The different classes do bring something new to the gameplay, however. The “Fencer”, for example, is an armoured battle suit that turns your soldier into a walking tank, while the “Wing Diver” class can fly for short periods, but is structurally weaker. Later, the enemy types and vehicles deliver a much more diverse experience, even allowing you to pilot an enormous mech to fight an even more enormous monster. It’s bonkers, yes, and just as technically broken as everything else, but it somehow manages to be great fun in small doses. Though, with almost 200 missions both online and off, small doses isn’t something EDF 4.1 is interested in delivering.
Facing off against mutated alien ants, spiders, hornets and, for some reason, dragons, with tanks (which drive fairly well, surprisingly), a spider-mech that can climb buildings, and the aforementioned skyscraper-sized robot, the Balaam, is never less than silly fun, but neither is it any more than that. Indeed, by the time you’re several hours in you’ll find the repetitious action is balanced somewhat by the variety of enemies and encounters, both in appearance and scale. The online mode is also a great way to diversify the fun, though it does nothing to improve the technical issues.
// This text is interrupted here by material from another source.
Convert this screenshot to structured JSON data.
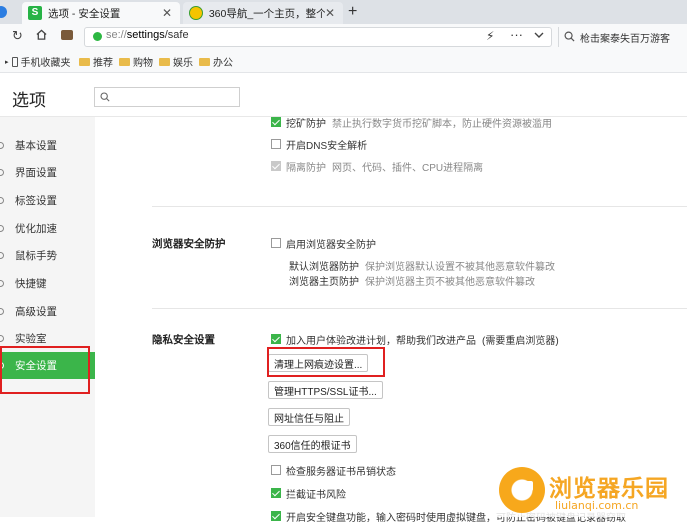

The gameplay itself might well be enjoyable enough, but endlessly looping sound bytes and ugly, featureless environments mar that at every turn. Whether or not you can enjoy EDF 4.1 will come down to how much you care about things like graphical fidelity and technical competence. If you can switch off the inner critic and have fun, there’s an awful lot to be had, but the fact that EDF is nowhere near the standard of current-gen video games is undeniable. It’s entertaining, yes, but ultimately it’s going to turn off as many people as it will turn on, and it could be so much more.
Cathartic fun.
Huge variety of enemies and weaponry.
So many missions.
Ugly and technically inept.
Action is repetitive.
Doesn't add much to the series.
A brainless shooter that manages to be fun despite poor aesthetics and a host of technical issues.